Ok, so before we get into the questions themselves ... lets first talk about the series of tubes that is the internet.
In pretty much ALL situations you have a device (home computer) that connects to a router (home router) that connects to your ISP's router which connects to another internet router that may or may not be within the control of your ISP.
So ... in other words its routers all the way down.
This means that your non-encrypted traffic is not really in any more danger from your neighbors than whoever your ISP connects through to get you to whatever site hosts the HTTP site.
The issues posed by your Landlord's setup are as follows:
When you plug your computer into a home router you normally get an address like 192.168.0.x
. This is known as an "internal" address and normally makes use of your home router to bridge traffic between Internal and External internet.

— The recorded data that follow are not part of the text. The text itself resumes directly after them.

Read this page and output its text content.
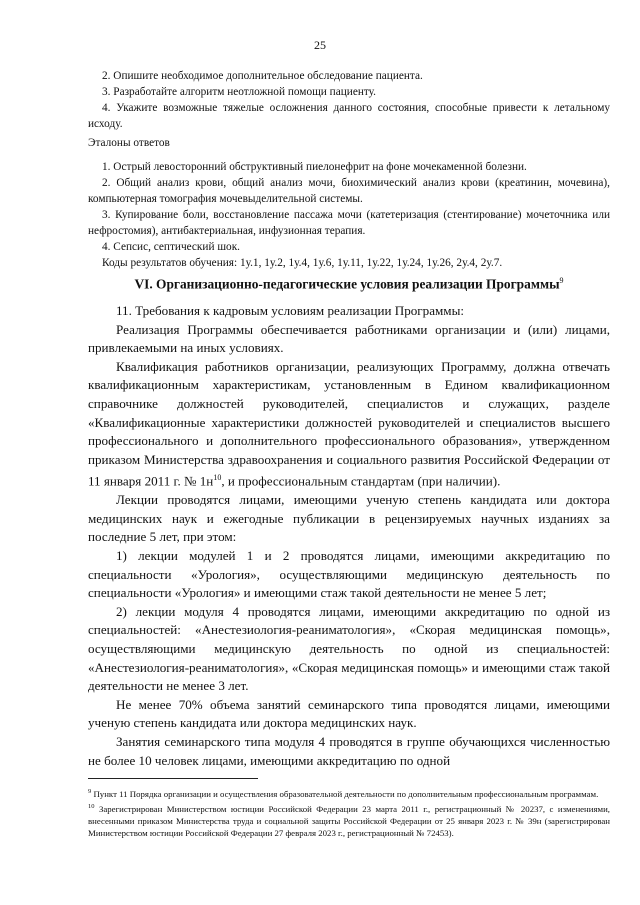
25

2. Опишите необходимое дополнительное обследование пациента.

3. Разработайте алгоритм неотложной помощи пациенту.

4. Укажите возможные тяжелые осложнения данного состояния, способные привести к летальному исходу.

Эталоны ответов

1. Острый левосторонний обструктивный пиелонефрит на фоне мочекаменной болезни.

2. Общий анализ крови, общий анализ мочи, биохимический анализ крови (креатинин, мочевина), компьютерная томография мочевыделительной системы.

3. Купирование боли, восстановление пассажа мочи (катетеризация (стентирование) мочеточника или нефростомия), антибактериальная, инфузионная терапия.

4. Сепсис, септический шок.

Коды результатов обучения: 1у.1, 1у.2, 1у.4, 1у.6, 1у.11, 1у.22, 1у.24, 1у.26, 2у.4, 2у.7.

VI. Организационно-педагогические условия реализации Программы$^9$

11. Требования к кадровым условиям реализации Программы:

Реализация Программы обеспечивается работниками организации и (или) лицами, привлекаемыми на иных условиях.

Квалификация работников организации, реализующих Программу, должна отвечать квалификационным характеристикам, установленным в Едином квалификационном справочнике должностей руководителей, специалистов и служащих, разделе «Квалификационные характеристики должностей руководителей и специалистов высшего профессионального и дополнительного профессионального образования», утвержденном приказом Министерства здравоохранения и социального развития Российской Федерации от 11 января 2011 г. № $1н^{10}$, и профессиональным стандартам (при наличии).

Лекции проводятся лицами, имеющими ученую степень кандидата или доктора медицинских наук и ежегодные публикации в рецензируемых научных изданиях за последние 5 лет, при этом:

1) лекции модулей 1 и 2 проводятся лицами, имеющими аккредитацию по специальности «Урология», осуществляющими медицинскую деятельность по специальности «Урология» и имеющими стаж такой деятельности не менее 5 лет;

2) лекции модуля 4 проводятся лицами, имеющими аккредитацию по одной из специальностей: «Анестезиология-реаниматология», «Скорая медицинская помощь», осуществляющими медицинскую деятельность по одной из специальностей: «Анестезиология-реаниматология», «Скорая медицинская помощь» и имеющими стаж такой деятельности не менее 3 лет.

Не менее 70% объема занятий семинарского типа проводятся лицами, имеющими ученую степень кандидата или доктора медицинских наук.

Занятия семинарского типа модуля 4 проводятся в группе обучающихся численностью не более 10 человек лицами, имеющими аккредитацию по одной

$^9$ Пункт 11 Порядка организации и осуществления образовательной деятельности по дополнительным профессиональным программам.

$^{10}$ Зарегистрирован Министерством юстиции Российской Федерации 23 марта 2011 г., регистрационный № 20237, с изменениями, внесенными приказом Министерства труда и социальной защиты Российской Федерации от 25 января 2023 г. № 39н (зарегистрирован Министерством юстиции Российской Федерации 27 февраля 2023 г., регистрационный № 72453).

The problem with your Landlords setup is that all 4x neighbors will all be on the same internal network ... eg you could theoretically print stuff on one of your neighbors printers or ddos their Ring device and lock them out of their house. The solution to this is either the Landlord setups different VLANs for each of the neighbors or you do it yourself by connecting a home router to the shared router (thus creating your own private network inside their network).
If one of the neighbors does something illegal on the internet connection it will be very hard to determine who done it. Unless the Landlord logs the traffic as well as ISPs are generally required to do (highly doubt the Landlord will do this ... and thus is prob the one taking the risk).
If one of your neighbors decides to consume all the bandwidth it could prevent anyone else from using it till they are done and/or get the shared connection throttled.
If one of your neighbors does something bad (though not necessarily
illegal) they might get your shared external IP banned from services you frequent.
with 4 flats using it the password will be common knowledge
I don't see this as being a huge problem ... All the people at a Starbucks or McDonalds know the password and share. Its less about the password and more about the interaction between the devices on the network itself. Most places that do public shared internet setup firewall rules such that communication can only occure between devices and the internet ... not other devices on the same network. Though, your landlord may or may not know how to accomplish this as it can be a bit technical.
whilst I can use a VPN for my phone/pc I can't for my printer, so
either no network printing or anyone can access it
This is a non-issue if you connect a home router to the shared network, and setup a VPN on the home router. All devices on the inside of your network will make use of the VPN. Though this doesn't really buy you much as all encrypted traffic is encrypted already and all non-encrypted traffic is still not encrypted when it exits the vpn. VPNs are kind of a sham unless you really know what your doing. This should cover ALL your questions regarding VPN.
Alexa / network storage / plex server ... will this be insecure/even possible?
If your landlord doesn't setup VLANs for each of you and you dont use your own home router ... yes, you will have problems. Though these are all solvable problems as described above.